Естественно, это меня раздражало; но, кажется, он вздумал подражать князю в
"христианском смирении", что было уже несколько смешно. Это мальчик, молодой
и горячий и, конечно, всему подражает; но мне казалось иногда, что ему пора
бы жить и своим умом. Я его очень люблю. Мучил я тоже и Сурикова, жившего
над нами и бегавшего с утра до ночи по чьим-то поручениям; я постоянно
доказывал ему, что он сам виноват в своей бедности, так что он наконец
испугался и ходить ко мне перестал. Это очень смиренный человек,
смиреннейшее существо. (NB. Говорят, смирение есть страшная сила; надо
справиться об этом у князя, это его собственное выражение.) Но когда я, в
марте месяце, поднялся к нему на верх, чтобы посмотреть как они там
"заморозили", по его словам, ребенка, и нечаянно усмехнулся над трупом его
младенца, потому что стал опять объяснять Сурикову, что он "сам виноват", то
у этого сморчка вдруг задрожали губы, и он, одною рукой схватив меня за
плечо, другою показал мне дверь и тихо, то-есть чуть не шепотом, проговорил
мне: "ступайте-с!" Я вышел, и мне это очень понравилось, понравилось тогда
же, даже в ту самую минуту, как он меня выводил; но слова его долго
производили на меня потом, при воспоминании, тяжелое впечатление какой-то
странной, презрительной к нему жалости, которой бы я вовсе не хотел ощущать.
Даже в минуту такого оскорбления (я ведь чувствую же, что я оскорбил его,
хоть и не имел этого намерения), даже в такую минуту этот человек не мог
разозлиться! Запрыгали у него тогда губы вовсе не от злости, я клятву даю:
схватил он меня за руку и выговорил свое великолепное "ступайте-с"

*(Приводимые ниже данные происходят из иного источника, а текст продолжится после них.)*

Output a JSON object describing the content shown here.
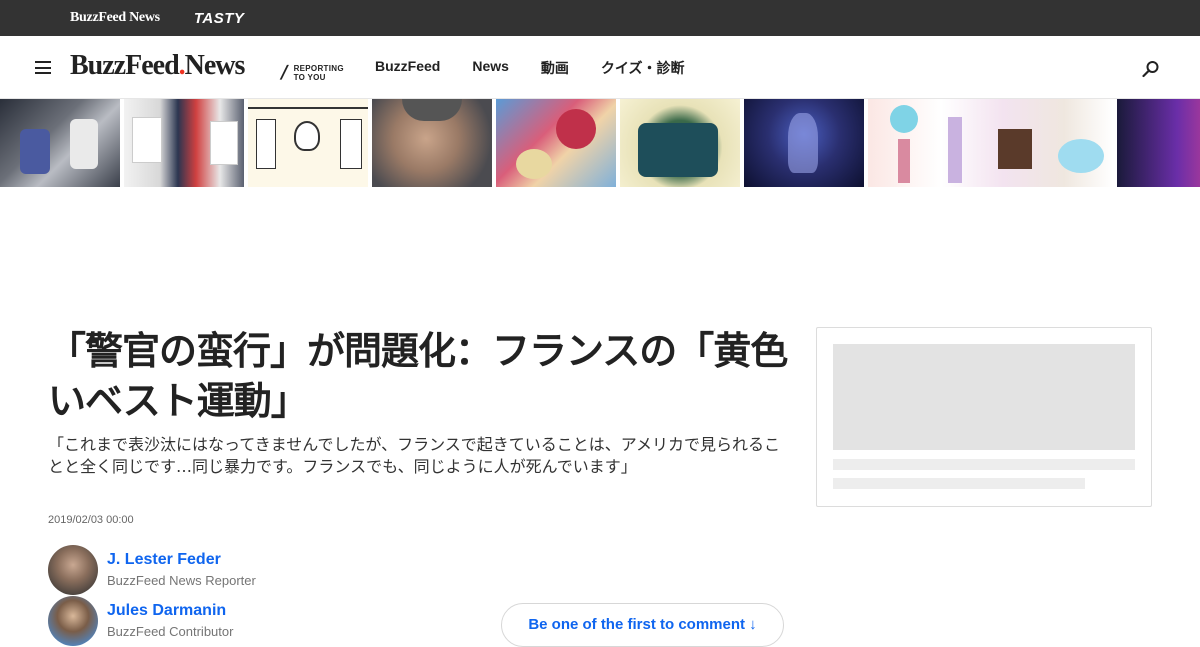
{
  "topbar": {
    "brand": "BuzzFeed News",
    "tasty": "TASTY"
  },
  "nav": {
    "logo_main": "BuzzFeed",
    "logo_news": "News",
    "tagline_line1": "REPORTING",
    "tagline_line2": "TO YOU",
    "links": [
      "BuzzFeed",
      "News",
      "動画",
      "クイズ・診断"
    ],
    "icons": {
      "menu": "hamburger-menu-icon",
      "search": "search-icon",
      "next": "chevron-right-icon"
    }
  },
  "strip": {
    "thumbnails": [
      "protest-crowd-thumbnail",
      "press-conference-thumbnail",
      "manga-comic-thumbnail",
      "man-portrait-thumbnail",
      "anime-characters-thumbnail",
      "pineapple-bag-thumbnail",
      "night-forest-thumbnail",
      "cosmetics-thumbnail",
      "neon-sign-thumbnail"
    ]
  },
  "article": {
    "headline": "「警官の蛮行」が問題化：フランスの「黄色いベスト運動」",
    "dek": "「これまで表沙汰にはなってきませんでしたが、フランスで起きていることは、アメリカで見られることと全く同じです…同じ暴力です。フランスでも、同じように人が死んでいます」",
    "timestamp": "2019/02/03 00:00",
    "authors": [
      {
        "name": "J. Lester Feder",
        "role": "BuzzFeed News Reporter"
      },
      {
        "name": "Jules Darmanin",
        "role": "BuzzFeed Contributor"
      }
    ],
    "comment_cta": "Be one of the first to comment ↓"
  },
  "colors": {
    "topbar_bg": "#333333",
    "link_blue": "#0f65ef",
    "logo_dot": "#ee3322"
  }
}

решительно не сердясь. Достоинство было, даже много, даже вовсе ему и не к
лицу (так что, по правде, тут много было и комического), но злости не было.
Может быть, он просто вдруг стал презирать меня. С той поры, раза два, три,
как я встретил его на лестнице, он стал вдруг снимать предо мной шляпу, чего
никогда прежде не делывал, но уже не останавливался, как прежде, а пробегал,
сконфузившись, мимо. Если он и презирал меня, то все-таки по-своему: он
"смиренно презирал". А может быть, он снимал свою шляпу просто из страха,
как сыну своей кредиторши, потому что он матери моей постоянно должен и
никак не в силах выкарабкаться из долгов. И даже это всего вероятнее. Я
хотел было с ним объясниться, и знаю наверно, что он чрез десять минут стал
бы просить у меня прощения; но я рассудил, что лучше его уж не трогать.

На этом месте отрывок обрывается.